Tuesday evenings I have Metal Forming. It’s getting to be more of a challenge as the season progresses – my day job is super intense right now, and it was a cold walk to the train … with the threat of rain or sleet.
In spite of all that, it felt great to get outside for some fresh air and exercise. However, the combination of winter gear and my mask is pretty ridiculous:
Today we covered synclastic forming and patinas. As I understand it, this type of forming is basically getting the metal to curve inwards. Anticlastic forming (which we didn’t have time to cover) would turn the metal into a saddle shape.
One of the many things I admire about Darlys work (which you can see here) is the beautifully nuanced patinas that she applies to her pieces.
She has a simpler, more predictable solution (heh heh see what I did there?) than the chemistry experiments from my Color on Metal class.

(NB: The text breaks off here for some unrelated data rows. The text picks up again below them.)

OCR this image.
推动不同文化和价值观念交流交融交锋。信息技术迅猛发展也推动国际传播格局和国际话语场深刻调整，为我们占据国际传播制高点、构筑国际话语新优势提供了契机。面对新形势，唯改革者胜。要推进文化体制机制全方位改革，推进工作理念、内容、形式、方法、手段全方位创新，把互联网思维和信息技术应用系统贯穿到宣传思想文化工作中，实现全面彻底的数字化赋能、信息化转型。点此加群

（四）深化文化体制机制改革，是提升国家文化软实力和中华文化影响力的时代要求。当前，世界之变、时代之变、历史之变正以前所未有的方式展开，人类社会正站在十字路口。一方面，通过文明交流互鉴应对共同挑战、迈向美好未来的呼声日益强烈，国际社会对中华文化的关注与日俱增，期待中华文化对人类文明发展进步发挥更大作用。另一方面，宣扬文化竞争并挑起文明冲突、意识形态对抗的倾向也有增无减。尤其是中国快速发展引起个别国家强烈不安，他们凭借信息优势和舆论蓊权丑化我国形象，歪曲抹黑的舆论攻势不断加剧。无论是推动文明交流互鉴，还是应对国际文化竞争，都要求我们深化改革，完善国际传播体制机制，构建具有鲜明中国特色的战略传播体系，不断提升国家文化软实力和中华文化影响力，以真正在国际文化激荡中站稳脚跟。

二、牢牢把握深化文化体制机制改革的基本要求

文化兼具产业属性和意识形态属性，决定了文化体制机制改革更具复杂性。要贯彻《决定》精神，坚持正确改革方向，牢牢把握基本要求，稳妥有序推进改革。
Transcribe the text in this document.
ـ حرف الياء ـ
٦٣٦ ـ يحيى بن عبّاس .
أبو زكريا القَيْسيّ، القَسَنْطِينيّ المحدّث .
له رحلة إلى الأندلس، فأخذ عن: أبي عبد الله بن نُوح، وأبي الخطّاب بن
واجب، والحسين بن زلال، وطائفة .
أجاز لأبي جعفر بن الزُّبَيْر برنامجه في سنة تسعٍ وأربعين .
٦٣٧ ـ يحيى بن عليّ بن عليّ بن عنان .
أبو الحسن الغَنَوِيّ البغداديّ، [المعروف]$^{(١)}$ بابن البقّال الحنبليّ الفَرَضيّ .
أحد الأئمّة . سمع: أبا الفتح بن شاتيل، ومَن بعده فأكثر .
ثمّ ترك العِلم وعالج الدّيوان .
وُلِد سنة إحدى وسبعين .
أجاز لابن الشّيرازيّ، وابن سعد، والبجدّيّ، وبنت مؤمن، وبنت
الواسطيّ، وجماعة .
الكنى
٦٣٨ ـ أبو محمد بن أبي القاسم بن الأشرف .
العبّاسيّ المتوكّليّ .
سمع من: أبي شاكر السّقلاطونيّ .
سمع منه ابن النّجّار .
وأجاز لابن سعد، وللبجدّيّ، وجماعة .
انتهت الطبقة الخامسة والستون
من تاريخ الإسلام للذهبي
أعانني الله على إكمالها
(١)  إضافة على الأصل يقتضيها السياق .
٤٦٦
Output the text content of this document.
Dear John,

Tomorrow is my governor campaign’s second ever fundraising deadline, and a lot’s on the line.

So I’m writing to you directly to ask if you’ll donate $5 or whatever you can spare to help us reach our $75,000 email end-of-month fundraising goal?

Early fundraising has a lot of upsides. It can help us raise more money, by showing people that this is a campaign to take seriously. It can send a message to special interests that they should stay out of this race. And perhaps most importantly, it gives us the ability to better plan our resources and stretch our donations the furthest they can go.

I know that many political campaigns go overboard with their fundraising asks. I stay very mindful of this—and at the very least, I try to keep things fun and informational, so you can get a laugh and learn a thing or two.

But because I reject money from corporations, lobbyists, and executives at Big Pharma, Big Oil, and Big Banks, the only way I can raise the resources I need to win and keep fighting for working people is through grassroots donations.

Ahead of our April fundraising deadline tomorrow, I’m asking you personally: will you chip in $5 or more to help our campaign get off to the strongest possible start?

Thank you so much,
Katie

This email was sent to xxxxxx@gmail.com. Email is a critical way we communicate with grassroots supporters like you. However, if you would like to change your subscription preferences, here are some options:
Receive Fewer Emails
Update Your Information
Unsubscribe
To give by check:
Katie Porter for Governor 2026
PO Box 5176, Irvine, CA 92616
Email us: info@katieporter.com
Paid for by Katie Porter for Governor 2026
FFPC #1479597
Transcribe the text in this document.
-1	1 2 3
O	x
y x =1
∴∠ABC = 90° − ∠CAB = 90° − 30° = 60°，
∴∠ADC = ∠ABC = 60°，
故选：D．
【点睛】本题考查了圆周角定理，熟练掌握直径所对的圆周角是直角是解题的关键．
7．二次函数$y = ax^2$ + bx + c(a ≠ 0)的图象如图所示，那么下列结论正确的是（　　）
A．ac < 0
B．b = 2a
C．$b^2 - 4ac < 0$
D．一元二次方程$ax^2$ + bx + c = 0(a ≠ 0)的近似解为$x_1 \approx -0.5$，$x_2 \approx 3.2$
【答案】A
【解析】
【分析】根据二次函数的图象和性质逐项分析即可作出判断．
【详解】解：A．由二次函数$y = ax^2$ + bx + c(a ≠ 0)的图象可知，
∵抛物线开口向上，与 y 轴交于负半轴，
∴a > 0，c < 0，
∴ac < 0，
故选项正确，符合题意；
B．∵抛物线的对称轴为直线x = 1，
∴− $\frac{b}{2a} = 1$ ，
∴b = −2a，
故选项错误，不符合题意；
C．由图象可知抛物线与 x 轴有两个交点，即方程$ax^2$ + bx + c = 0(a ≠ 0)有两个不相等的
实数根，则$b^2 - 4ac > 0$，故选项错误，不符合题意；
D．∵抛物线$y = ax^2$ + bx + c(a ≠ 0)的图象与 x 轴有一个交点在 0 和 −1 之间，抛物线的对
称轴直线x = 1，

Darlys recommends buying the ready-made patinas from Sculpt Nouveau. They work on both copper and brass:
The picture below will give you an idea of what the blue patina might look like on brass. Keep in mind that this would normally need to set for a few days, so it’s not completely representative of what the final outcome would be.
Darlys showed us some heat patinas as well. This is a piece of copper that she sanded with a rough grit sandpaper. Then she used a wax product on the warm metal to paint a design. She heats the copper to the point where it looks like it’s going to melt, and then she dumps it in the neutralizing solution in the glass pan.
For such a simple process, I thought the outcomes were pretty spectacular!
After the demos, I heated up a copper disc so I could try to make another little bowl like we did the first week. Along the way I got this amazing splash of color. It was just a matter of how the torch painted the metal. Definitely something I want to play with some more!